2) What is wrong with the anti-poverty strategies like the PRSP?

In our view:

· The PRSP approach has not modified the traditional structural adjustment logic. It considers the rapid economic growth as the recipe for poverty reduction. This economic growth implies more adjustment reforms for example: deregulation of the labor market, better conditions to completely open the economy to foreign investment without an equitable income distribution strategy.

· The social policies have compensatory role rather than an integral one to address the structural causes of poverty.

· The participatory process determined by the PRSP is not being implemented in all levels of the decision making process. During this design period the discussion among civil society organizations and government never takes into account the real causes of poverty (structural adjustment effects and so on) only issues around the debt relief resources allocation and some of the demands of the population related social policies.

· The starting point of the PRSP is a confidential Bank’s diagnostic made with governmental data. The diagnostic is not participatory. Besides, with the data of this diagnostic what is shown is that the policies against poverty have not been effective until now. As we said before, the PRSP continues the same logic of the former programs, the only difference is that all these programs are grouped in one single strategy.

· The PRSP approach lacks from an integral human rights perspective, particularly the economic, social, cultural and environmental rights. For instance, the possibility of a sustainable development is in risk because of the process of opening the economy to foreign investments is made without criteria to protect the environment. Another example is in terms of full and safe employment because the PRSP in some cases considers to create emergency employment which is temporary and without any social protection.

· On debt relief, despite the advances in terms of a public debate about increasing resource allocation for social expenditure, there are some aspects that we must consider: the resources are still not enough, for instance in Bolivia the total amount of debt relief per year divided by the total poor population means more or less 18 dollars per person every year. Moreover, what countries like Bolivia loss every year in poor terms of trade is greater than what it gains on debt relief (which is 90 million dollars per year). Finally, the debt relief amount must be produced by the country’s economy in these not enable environment.

· Summarizing, the gap between economic and social policies keep going on and it shows its terrible contradictions during the implementation phase: this is because the strategy supposed to be integral when in fact what it does is to carry out isolated and insufficient measures and programs.

3) What we, as SW, should do at the national, regional and international levels?

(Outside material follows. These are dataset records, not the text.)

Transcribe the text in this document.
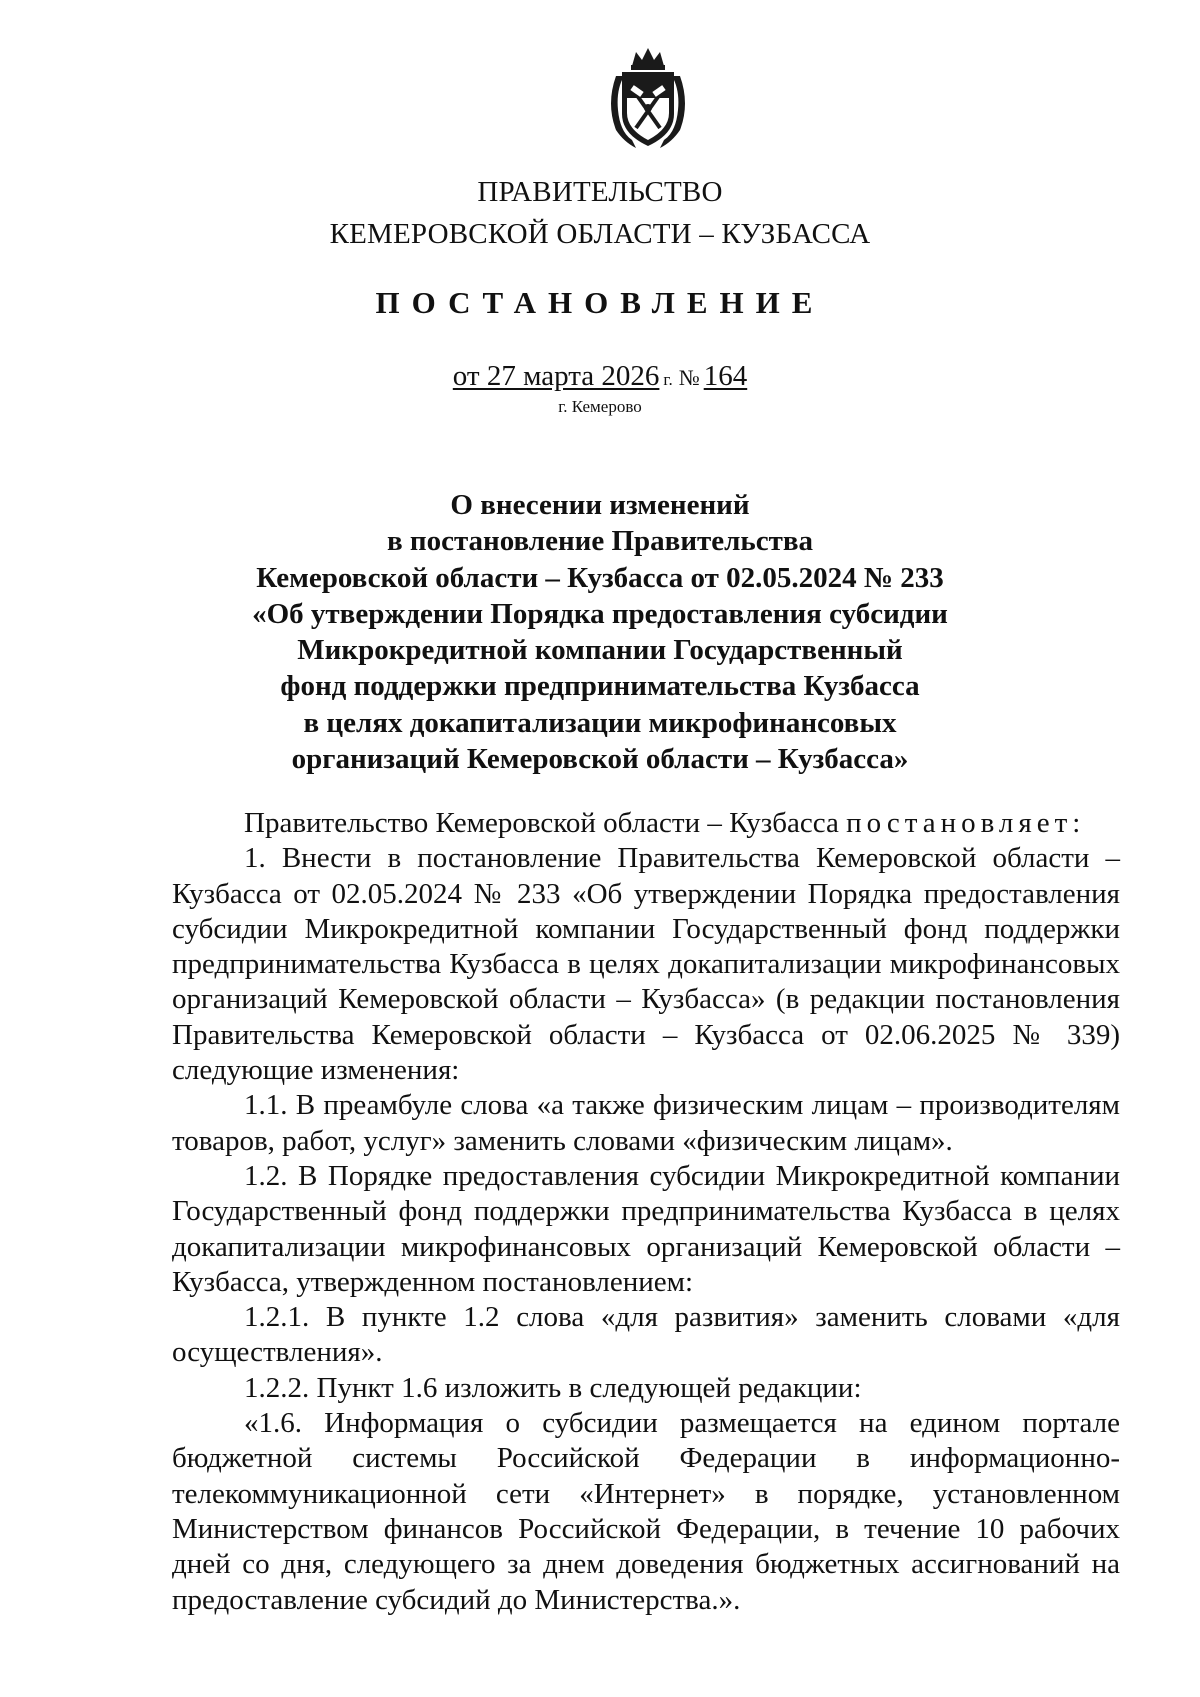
ПРАВИТЕЛЬСТВО
КЕМЕРОВСКОЙ ОБЛАСТИ – КУЗБАССА
ПОСТАНОВЛЕНИЕ
от 27 марта 2026 г. № 164
г. Кемерово
О внесении изменений
в постановление Правительства
Кемеровской области – Кузбасса от 02.05.2024 № 233
«Об утверждении Порядка предоставления субсидии
Микрокредитной компании Государственный
фонд поддержки предпринимательства Кузбасса
в целях докапитализации микрофинансовых
организаций Кемеровской области – Кузбасса»

Правительство Кемеровской области – Кузбасса постановляет:

1. Внести в постановление Правительства Кемеровской области – Кузбасса от 02.05.2024 № 233 «Об утверждении Порядка предоставления субсидии Микрокредитной компании Государственный фонд поддержки предпринимательства Кузбасса в целях докапитализации микрофинансовых организаций Кемеровской области – Кузбасса» (в редакции постановления Правительства Кемеровской области – Кузбасса от 02.06.2025 № 339) следующие изменения:

1.1. В преамбуле слова «а также физическим лицам – производителям товаров, работ, услуг» заменить словами «физическим лицам».

1.2. В Порядке предоставления субсидии Микрокредитной компании Государственный фонд поддержки предпринимательства Кузбасса в целях докапитализации микрофинансовых организаций Кемеровской области – Кузбасса, утвержденном постановлением:

1.2.1. В пункте 1.2 слова «для развития» заменить словами «для осуществления».

1.2.2. Пункт 1.6 изложить в следующей редакции:

«1.6. Информация о субсидии размещается на едином портале бюджетной системы Российской Федерации в информационно-телекоммуникационной сети «Интернет» в порядке, установленном Министерством финансов Российской Федерации, в течение 10 рабочих дней со дня, следующего за днем доведения бюджетных ассигнований на предоставление субсидий до Министерства.».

We suggest some points to be discussed here in the near future:

· We propose that SW get involve in this important field of advocacy that has to do with the Bretton Woods Institutions. It fits with the need of strengthening SW strategic alliances with other networks, such as SAPRIN, EURODAD, and Jubilee 2000.

· To continue the monitoring work of SW around the Copenhagen commitments but including the anti-poverty programs analysis and its results.

· To put pressure on governments and Bretton Woods Institutions to make public the negotiations of adjustments programs and PRSP (documents like CAS, Letter of Intent)

· To carry out some national and regional campaigns about the real causes of poverty, main responsible actors.

[1] With much appreciated help from John Foster, North South Institute.
[2] This summary of main characteristics of the PRSPs were taken from the EURODAD (European Network on Debt and Development) secretariat draft for discussion: An independent guide to PRSP. Spring meetings, 2000.